Размен

 
Размен

1

  Древние греки считали, что нас изобрели мифические герои, римляне приписывали это событие богам Янусу или Сатурну. Согласно их воззрениям моих древнейших потомков с головой двуликого бога и носом корабля выбил Янус в честь бога времени Сатурна, приплывшего в Италию с острова Крит на корабле. Смысл нашего названия в переводе с латыни означает «предостерегающая» или «советница». Такой титул имела римская богиня Юнона – супруга громовержца Юпитера. Считалось, что они неоднократно предупреждала римлян о землетрясениях и нападениях врагов.

  Геродот и некоторые другие авторы древности писали о том, что впервые мы появились в малоазиатском государстве Лидии. В наше время точно установлено, что мои древнейшие предки появились именно там около 685 года до нашей эры при царе Ардисе.

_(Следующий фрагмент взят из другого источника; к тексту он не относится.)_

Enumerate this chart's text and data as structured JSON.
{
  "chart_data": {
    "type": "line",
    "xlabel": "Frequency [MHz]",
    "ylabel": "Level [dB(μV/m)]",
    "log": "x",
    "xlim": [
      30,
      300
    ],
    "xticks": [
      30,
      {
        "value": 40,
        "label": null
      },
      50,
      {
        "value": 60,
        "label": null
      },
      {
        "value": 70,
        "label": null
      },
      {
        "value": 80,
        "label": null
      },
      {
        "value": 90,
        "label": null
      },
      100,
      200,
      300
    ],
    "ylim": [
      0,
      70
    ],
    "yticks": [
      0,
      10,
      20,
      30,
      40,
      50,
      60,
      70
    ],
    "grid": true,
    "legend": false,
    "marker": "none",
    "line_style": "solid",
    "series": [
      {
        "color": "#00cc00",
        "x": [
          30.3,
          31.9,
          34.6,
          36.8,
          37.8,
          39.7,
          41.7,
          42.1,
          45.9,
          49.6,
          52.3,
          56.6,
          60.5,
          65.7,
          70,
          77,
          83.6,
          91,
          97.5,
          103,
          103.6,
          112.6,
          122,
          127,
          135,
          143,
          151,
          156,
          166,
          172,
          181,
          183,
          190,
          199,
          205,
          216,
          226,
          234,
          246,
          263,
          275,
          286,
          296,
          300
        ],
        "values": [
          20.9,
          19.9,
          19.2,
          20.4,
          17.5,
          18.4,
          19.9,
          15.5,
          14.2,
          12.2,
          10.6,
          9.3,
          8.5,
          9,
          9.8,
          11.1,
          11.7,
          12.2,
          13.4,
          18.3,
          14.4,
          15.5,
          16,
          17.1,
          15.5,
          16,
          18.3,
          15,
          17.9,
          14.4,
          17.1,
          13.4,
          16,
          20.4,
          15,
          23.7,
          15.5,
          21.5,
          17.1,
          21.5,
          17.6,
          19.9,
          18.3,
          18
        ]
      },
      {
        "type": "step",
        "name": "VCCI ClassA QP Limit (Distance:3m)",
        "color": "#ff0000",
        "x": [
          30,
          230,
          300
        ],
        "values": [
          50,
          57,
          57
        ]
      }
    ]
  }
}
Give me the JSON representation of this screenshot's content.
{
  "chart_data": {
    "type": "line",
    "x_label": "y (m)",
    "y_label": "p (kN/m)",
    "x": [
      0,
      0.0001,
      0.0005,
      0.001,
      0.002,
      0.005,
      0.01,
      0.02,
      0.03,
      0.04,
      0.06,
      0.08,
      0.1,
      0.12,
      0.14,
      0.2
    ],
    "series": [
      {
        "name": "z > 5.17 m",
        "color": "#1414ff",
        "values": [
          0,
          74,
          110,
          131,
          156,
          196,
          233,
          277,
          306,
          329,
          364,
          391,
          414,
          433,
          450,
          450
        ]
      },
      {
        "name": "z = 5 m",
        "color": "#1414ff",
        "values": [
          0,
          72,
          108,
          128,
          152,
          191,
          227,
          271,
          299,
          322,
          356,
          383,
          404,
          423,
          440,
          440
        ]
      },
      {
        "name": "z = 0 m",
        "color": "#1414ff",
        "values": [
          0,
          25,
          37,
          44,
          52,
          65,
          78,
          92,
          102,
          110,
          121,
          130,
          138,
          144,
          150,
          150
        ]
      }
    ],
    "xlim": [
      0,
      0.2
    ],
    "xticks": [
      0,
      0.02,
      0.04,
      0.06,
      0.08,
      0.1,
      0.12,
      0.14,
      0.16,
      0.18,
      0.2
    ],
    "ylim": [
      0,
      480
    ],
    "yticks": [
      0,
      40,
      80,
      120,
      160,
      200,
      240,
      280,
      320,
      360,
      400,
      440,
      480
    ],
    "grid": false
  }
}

  Через несколько лет мои предки появились в греческом городе Эгине. Есть предположение, что там они появились независимо от Лидии. Из Лидии и Эгины мы быстро распространились по всей Греции, ее колониям и далее в Иране. Затем мы появились и у римлян и у многих варварских племен. Так же самостоятельно нас изобрели в Индии и Китае. В Китае появились, аж, в двенадцатом веке до нашей эры, но тогда мы имели только региональное значение.

  Наше быстрое распространение по всему миру связано с удобством и хранением, дроблением и соединением, относительно большой стоимостью при малом весе и объеме, что очень удобно при обмене.

  Да я монета! Монета номиналов в пять рублей. Впрочем, мой номинал мало что значит. Я стою немного дороже, чем то, что на мне выбито.

  На свет я появилась в 1999 году на монетном дворе Санкт-Петербурга и на данный момент я являюсь одной из самых дорогих монет современности по причине своей необычайной редкости. Я мечта любого нумизмата. По крайней мере, отечественного.
Меня изготовили из биметалла (двойной металл): в основу, являющуюся моим сердцем, вплавлена благородная медь, заботливо окутанная мельхиором.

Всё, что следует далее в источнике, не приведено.